49 communes ont signé l’interdiction de circulation des vieux véhicules au 1er juillet, dans le cadre de la Zone à Faibles Emissions du Grand Paris. Mais certains maires, comme à Puteaux ou Montrouge, ont eux refusé de signer l’arrêté demandé par Le Grand Paris.

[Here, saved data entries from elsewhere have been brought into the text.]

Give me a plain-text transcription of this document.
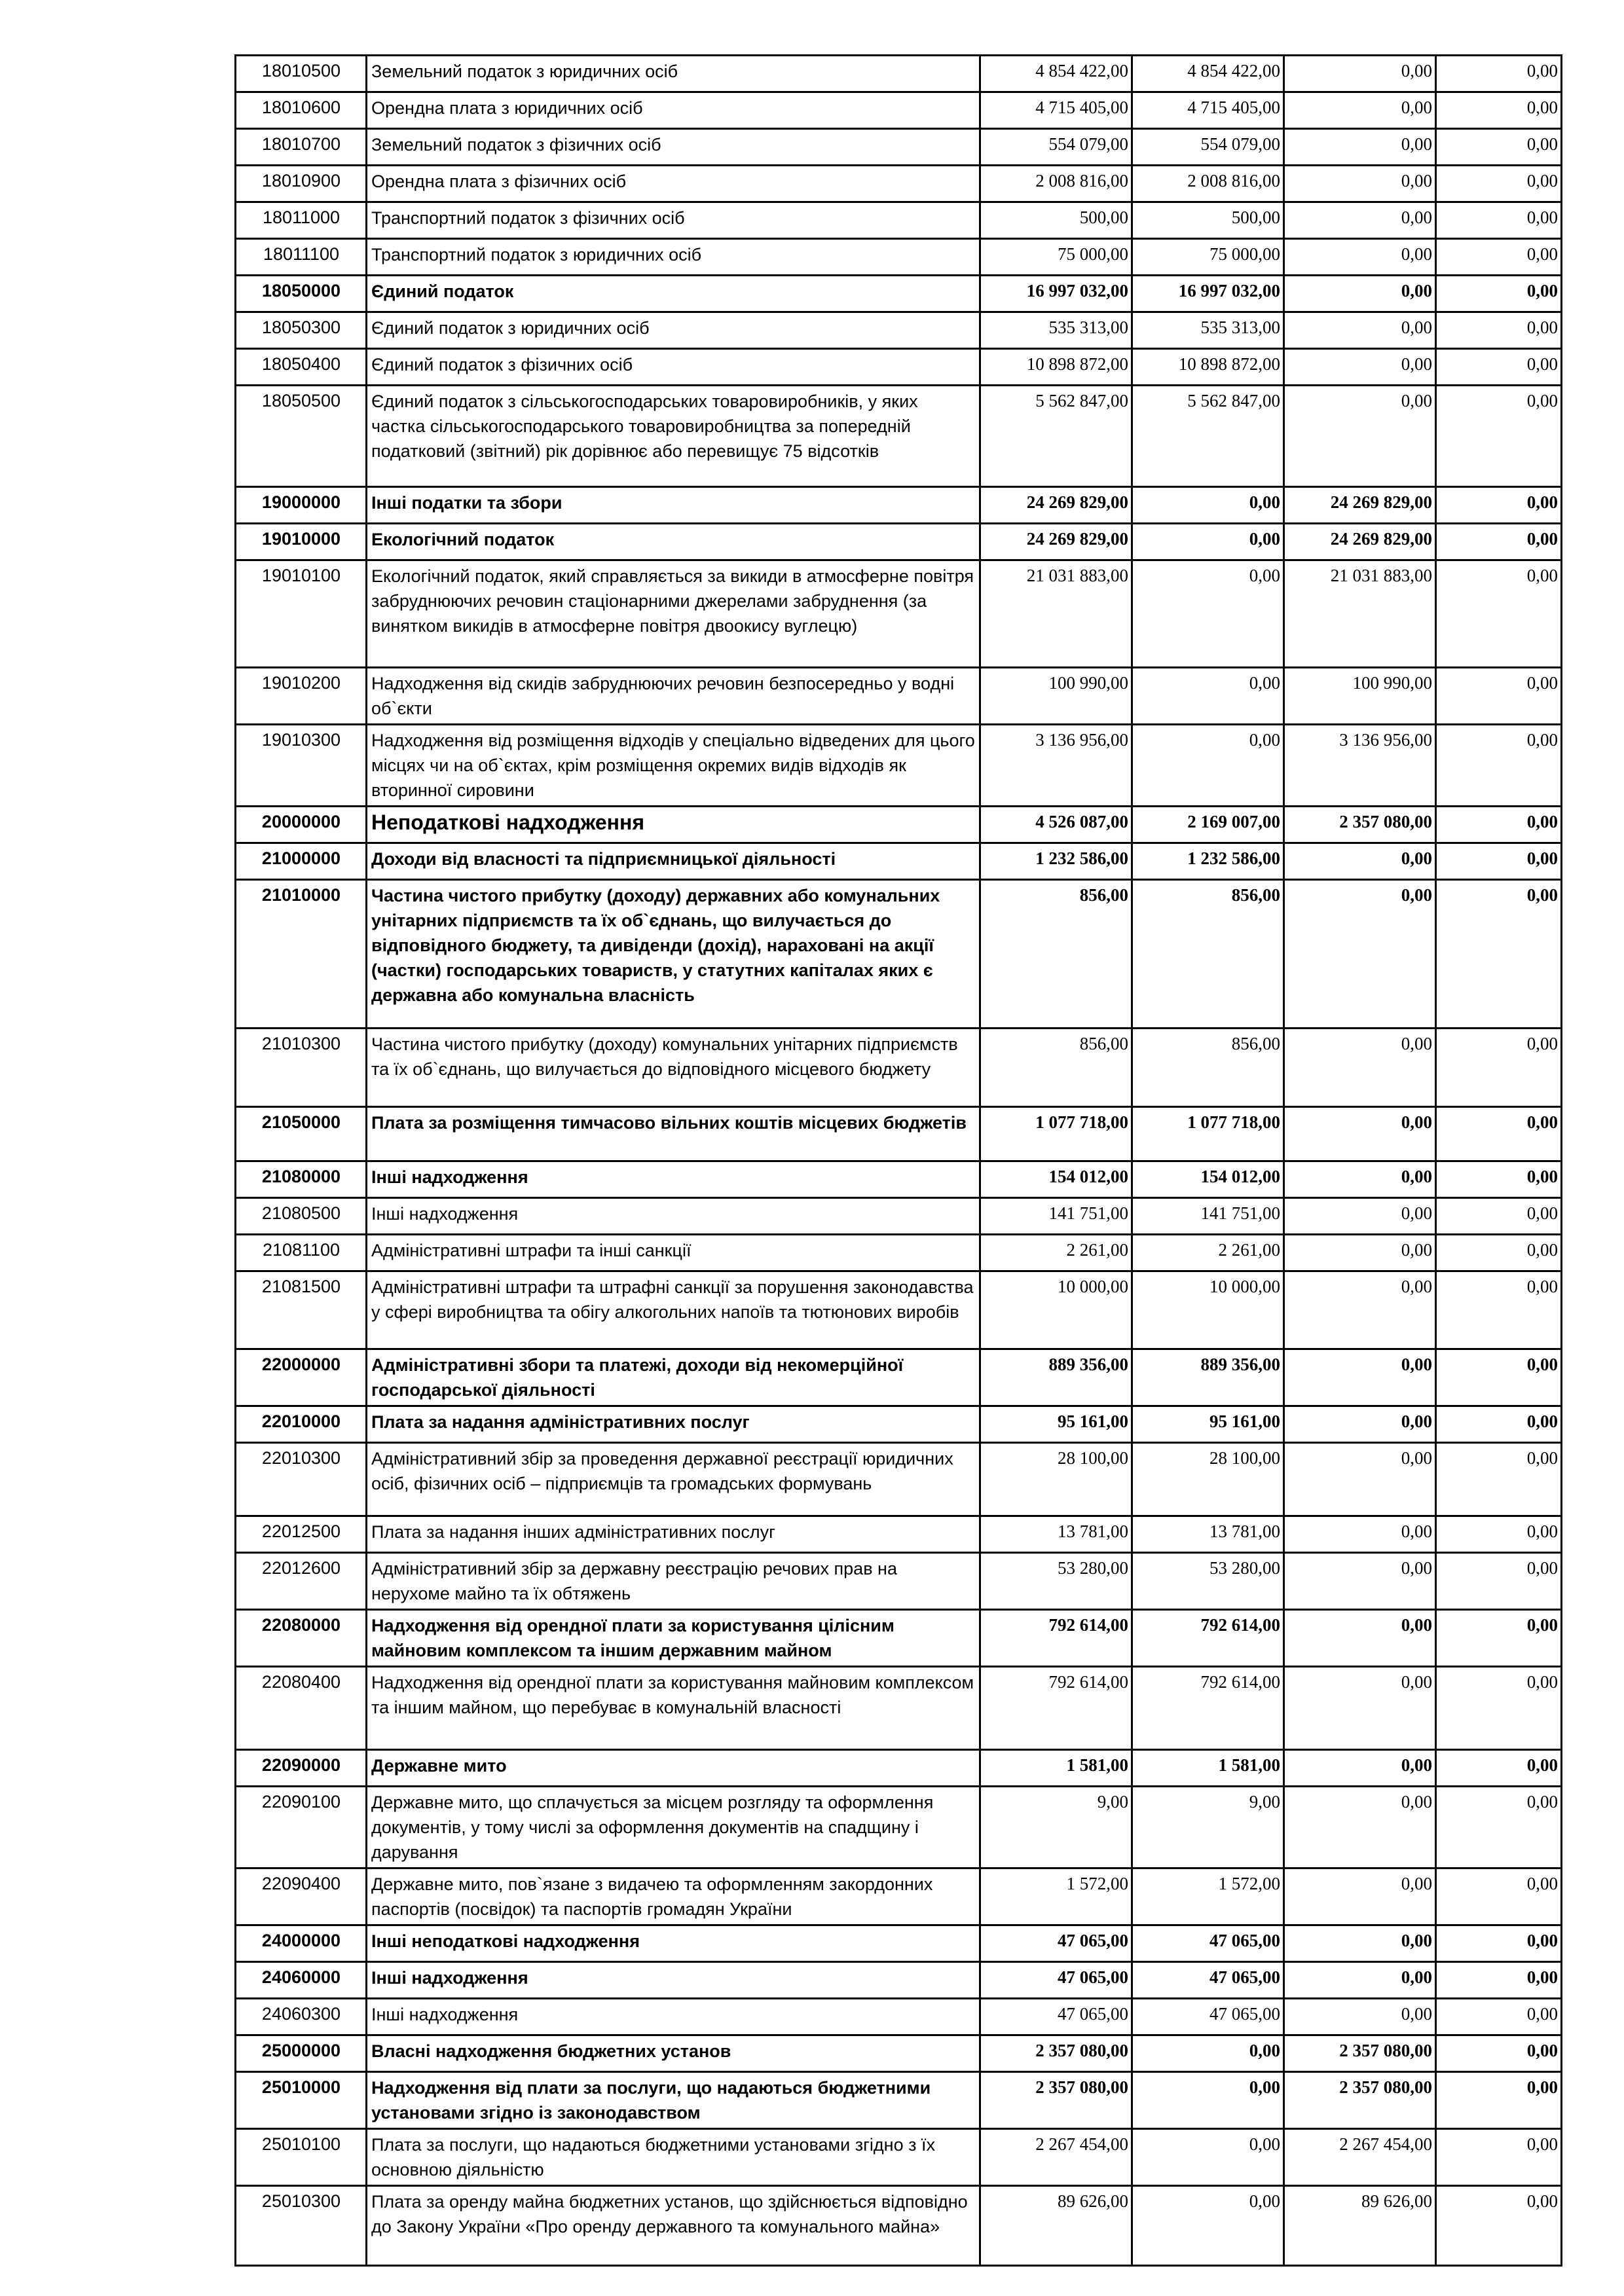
18010500	Земельний податок з юридичних осіб	4 854 422,00	4 854 422,00	0,00	0,00
18010600	Орендна плата з юридичних осіб	4 715 405,00	4 715 405,00	0,00	0,00
18010700	Земельний податок з фізичних осіб	554 079,00	554 079,00	0,00	0,00
18010900	Орендна плата з фізичних осіб	2 008 816,00	2 008 816,00	0,00	0,00
18011000	Транспортний податок з фізичних осіб	500,00	500,00	0,00	0,00
18011100	Транспортний податок з юридичних осіб	75 000,00	75 000,00	0,00	0,00
18050000	Єдиний податок	16 997 032,00	16 997 032,00	0,00	0,00
18050300	Єдиний податок з юридичних осіб	535 313,00	535 313,00	0,00	0,00
18050400	Єдиний податок з фізичних осіб	10 898 872,00	10 898 872,00	0,00	0,00
18050500	Єдиний податок з сільськогосподарських товаровиробників, у яких частка сільськогосподарського товаровиробництва за попередній податковий (звітний) рік дорівнює або перевищує 75 відсотків	5 562 847,00	5 562 847,00	0,00	0,00
19000000	Інші податки та збори	24 269 829,00	0,00	24 269 829,00	0,00
19010000	Екологічний податок	24 269 829,00	0,00	24 269 829,00	0,00
19010100	Екологічний податок, який справляється за викиди в атмосферне повітря забруднюючих речовин стаціонарними джерелами забруднення (за винятком викидів в атмосферне повітря двоокису вуглецю)	21 031 883,00	0,00	21 031 883,00	0,00
19010200	Надходження від скидів забруднюючих речовин безпосередньо у водні об`єкти	100 990,00	0,00	100 990,00	0,00
19010300	Надходження від розміщення відходів у спеціально відведених для цього місцях чи на об`єктах, крім розміщення окремих видів відходів як вторинної сировини	3 136 956,00	0,00	3 136 956,00	0,00
20000000	Неподаткові надходження	4 526 087,00	2 169 007,00	2 357 080,00	0,00
21000000	Доходи від власності та підприємницької діяльності	1 232 586,00	1 232 586,00	0,00	0,00
21010000	Частина чистого прибутку (доходу) державних або комунальних унітарних підприємств та їх об`єднань, що вилучається до відповідного бюджету, та дивіденди (дохід), нараховані на акції (частки) господарських товариств, у статутних капіталах яких є державна або комунальна власність	856,00	856,00	0,00	0,00
21010300	Частина чистого прибутку (доходу) комунальних унітарних підприємств та їх об`єднань, що вилучається до відповідного місцевого бюджету	856,00	856,00	0,00	0,00
21050000	Плата за розміщення тимчасово вільних коштів місцевих бюджетів	1 077 718,00	1 077 718,00	0,00	0,00
21080000	Інші надходження	154 012,00	154 012,00	0,00	0,00
21080500	Інші надходження	141 751,00	141 751,00	0,00	0,00
21081100	Адміністративні штрафи та інші санкції	2 261,00	2 261,00	0,00	0,00
21081500	Адміністративні штрафи та штрафні санкції за порушення законодавства у сфері виробництва та обігу алкогольних напоїв та тютюнових виробів	10 000,00	10 000,00	0,00	0,00
22000000	Адміністративні збори та платежі, доходи від некомерційної господарської діяльності	889 356,00	889 356,00	0,00	0,00
22010000	Плата за надання адміністративних послуг	95 161,00	95 161,00	0,00	0,00
22010300	Адміністративний збір за проведення державної реєстрації юридичних осіб, фізичних осіб – підприємців та громадських формувань	28 100,00	28 100,00	0,00	0,00
22012500	Плата за надання інших адміністративних послуг	13 781,00	13 781,00	0,00	0,00
22012600	Адміністративний збір за державну реєстрацію речових прав на нерухоме майно та їх обтяжень	53 280,00	53 280,00	0,00	0,00
22080000	Надходження від орендної плати за користування цілісним майновим комплексом та іншим державним майном	792 614,00	792 614,00	0,00	0,00
22080400	Надходження від орендної плати за користування майновим комплексом та іншим майном, що перебуває в комунальній власності	792 614,00	792 614,00	0,00	0,00
22090000	Державне мито	1 581,00	1 581,00	0,00	0,00
22090100	Державне мито, що сплачується за місцем розгляду та оформлення документів, у тому числі за оформлення документів на спадщину і дарування	9,00	9,00	0,00	0,00
22090400	Державне мито, пов`язане з видачею та оформленням закордонних паспортів (посвідок) та паспортів громадян України	1 572,00	1 572,00	0,00	0,00
24000000	Інші неподаткові надходження	47 065,00	47 065,00	0,00	0,00
24060000	Інші надходження	47 065,00	47 065,00	0,00	0,00
24060300	Інші надходження	47 065,00	47 065,00	0,00	0,00
25000000	Власні надходження бюджетних установ	2 357 080,00	0,00	2 357 080,00	0,00
25010000	Надходження від плати за послуги, що надаються бюджетними установами згідно із законодавством	2 357 080,00	0,00	2 357 080,00	0,00
25010100	Плата за послуги, що надаються бюджетними установами згідно з їх основною діяльністю	2 267 454,00	0,00	2 267 454,00	0,00
25010300	Плата за оренду майна бюджетних установ, що здійснюється відповідно до Закону України «Про оренду державного та комунального майна»	89 626,00	0,00	89 626,00	0,00
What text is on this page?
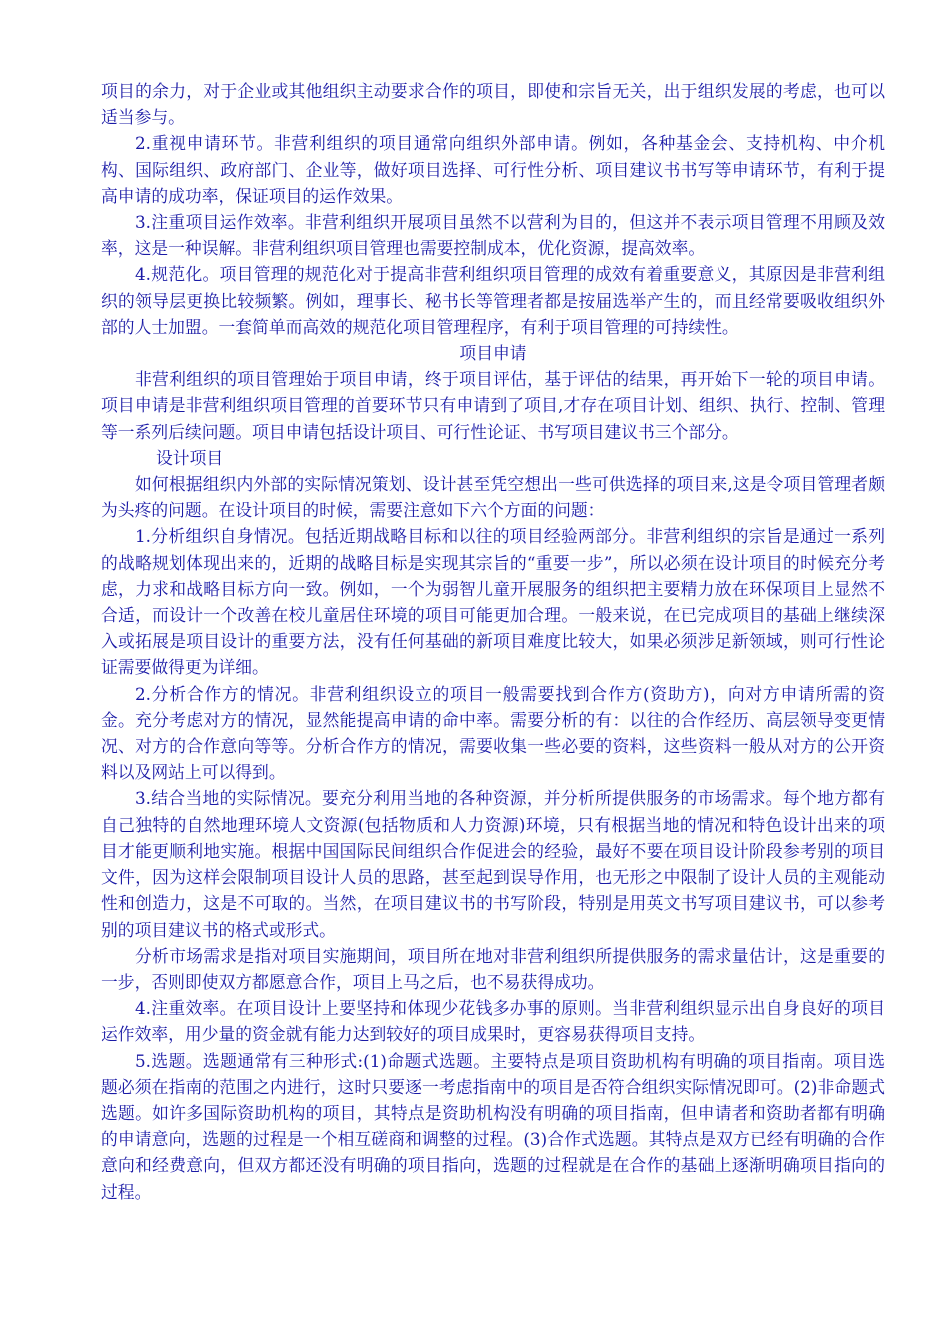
项目的余力，对于企业或其他组织主动要求合作的项目，即使和宗旨无关，出于组织发展的考虑，也可以适当参与。

2.重视申请环节。非营利组织的项目通常向组织外部申请。例如，各种基金会、支持机构、中介机构、国际组织、政府部门、企业等，做好项目选择、可行性分析、项目建议书书写等申请环节，有利于提高申请的成功率，保证项目的运作效果。

3.注重项目运作效率。非营利组织开展项目虽然不以营利为目的，但这并不表示项目管理不用顾及效率，这是一种误解。非营利组织项目管理也需要控制成本，优化资源，提高效率。

4.规范化。项目管理的规范化对于提高非营利组织项目管理的成效有着重要意义，其原因是非营利组织的领导层更换比较频繁。例如，理事长、秘书长等管理者都是按届选举产生的，而且经常要吸收组织外部的人士加盟。一套简单而高效的规范化项目管理程序，有利于项目管理的可持续性。

项目申请

非营利组织的项目管理始于项目申请，终于项目评估，基于评估的结果，再开始下一轮的项目申请。项目申请是非营利组织项目管理的首要环节只有申请到了项目,才存在项目计划、组织、执行、控制、管理等一系列后续问题。项目申请包括设计项目、可行性论证、书写项目建议书三个部分。

设计项目

如何根据组织内外部的实际情况策划、设计甚至凭空想出一些可供选择的项目来,这是令项目管理者颇为头疼的问题。在设计项目的时候，需要注意如下六个方面的问题：

1.分析组织自身情况。包括近期战略目标和以往的项目经验两部分。非营利组织的宗旨是通过一系列的战略规划体现出来的，近期的战略目标是实现其宗旨的“重要一步”，所以必须在设计项目的时候充分考虑，力求和战略目标方向一致。例如，一个为弱智儿童开展服务的组织把主要精力放在环保项目上显然不合适，而设计一个改善在校儿童居住环境的项目可能更加合理。一般来说，在已完成项目的基础上继续深入或拓展是项目设计的重要方法，没有任何基础的新项目难度比较大，如果必须涉足新领域，则可行性论证需要做得更为详细。

2.分析合作方的情况。非营利组织设立的项目一般需要找到合作方(资助方)，向对方申请所需的资金。充分考虑对方的情况，显然能提高申请的命中率。需要分析的有：以往的合作经历、高层领导变更情况、对方的合作意向等等。分析合作方的情况，需要收集一些必要的资料，这些资料一般从对方的公开资料以及网站上可以得到。

3.结合当地的实际情况。要充分利用当地的各种资源，并分析所提供服务的市场需求。每个地方都有自己独特的自然地理环境人文资源(包括物质和人力资源)环境，只有根据当地的情况和特色设计出来的项目才能更顺利地实施。根据中国国际民间组织合作促进会的经验，最好不要在项目设计阶段参考别的项目文件，因为这样会限制项目设计人员的思路，甚至起到误导作用，也无形之中限制了设计人员的主观能动性和创造力，这是不可取的。当然，在项目建议书的书写阶段，特别是用英文书写项目建议书，可以参考别的项目建议书的格式或形式。

分析市场需求是指对项目实施期间，项目所在地对非营利组织所提供服务的需求量估计，这是重要的一步，否则即使双方都愿意合作，项目上马之后，也不易获得成功。

4.注重效率。在项目设计上要坚持和体现少花钱多办事的原则。当非营利组织显示出自身良好的项目运作效率，用少量的资金就有能力达到较好的项目成果时，更容易获得项目支持。

5.选题。选题通常有三种形式:(1)命题式选题。主要特点是项目资助机构有明确的项目指南。项目选题必须在指南的范围之内进行，这时只要逐一考虑指南中的项目是否符合组织实际情况即可。(2)非命题式选题。如许多国际资助机构的项目，其特点是资助机构没有明确的项目指南，但申请者和资助者都有明确的申请意向，选题的过程是一个相互磋商和调整的过程。(3)合作式选题。其特点是双方已经有明确的合作意向和经费意向，但双方都还没有明确的项目指向，选题的过程就是在合作的基础上逐渐明确项目指向的过程。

A partir de lundi, un tiers des 8,027 millions de voitures immatriculées en Ile-de-France* devra rester au garage en semaine. C’est en effet au 1er juillet que Paris durcit sa législation, en interdisant désormais son territoire aux véhicules estampillés Crit’Air 4. C’est à la même date que Le Grand Paris interdit la circulation des véhicules sans vignette et Crit’Air 5. Ces derniers étaient déjà bannis de Paris depuis l’été dernier.

Au total, ce sont donc 2,708 millions de voitures qui doivent rester au garage en semaine. Enfin, en théorie. Car toutes les communes qui composent la nouvelle Zone à Faibles Emissions (ZFE) du Grand Paris n’ont pas décidé d’appliquer la nouvelle interdiction.

Des enclaves pour vieilles voitures

Sur la carte ci-dessous, 44 communes (en jaune) ont bien décidé d’interdire les vieux véhicules. Quatre communes (en orange foncé), en dehors de la zone désignée pour la ZFE, ont-elles aussi signé l’arrêté, soit 48 communes au total. 49, avec Paris qui interdit aussi les plus anciens véhicules depuis 2016, mais avec son propre calendrier. 

En revanche, 33 communes se sont refusé à interdire les vieux véhicules (en gris). Ces véhicules sont aussi désormais interdits dans les bois de Boulogne et Vincennes, liés à Paris. Ce qui donne une carte en gruyère, avec de véritables enclaves comme Puteaux (Hauts-de-Seine), Montrouge (Hauts-de-Seine), ou encore Boissy-Saint-Léger (Val-de-Marne). Les deux premières autorisent les vieilles voitures à rouler sur leur territoire, mais elles ne peuvent en sortir, alors que Boissy-Saint-léger les rejette. Contrairement à toutes les communes voisines.

Pour l’instant, ces différences de situation ne posent pas trop de problème dans les faits. Si Paris verbalise, à hauteur de 68 euros, le Grand Paris a choisi de ne pas verbaliser les automobilistes avant 2021.

* Selon des données de notre spécialiste de la data automobile, AAA Data.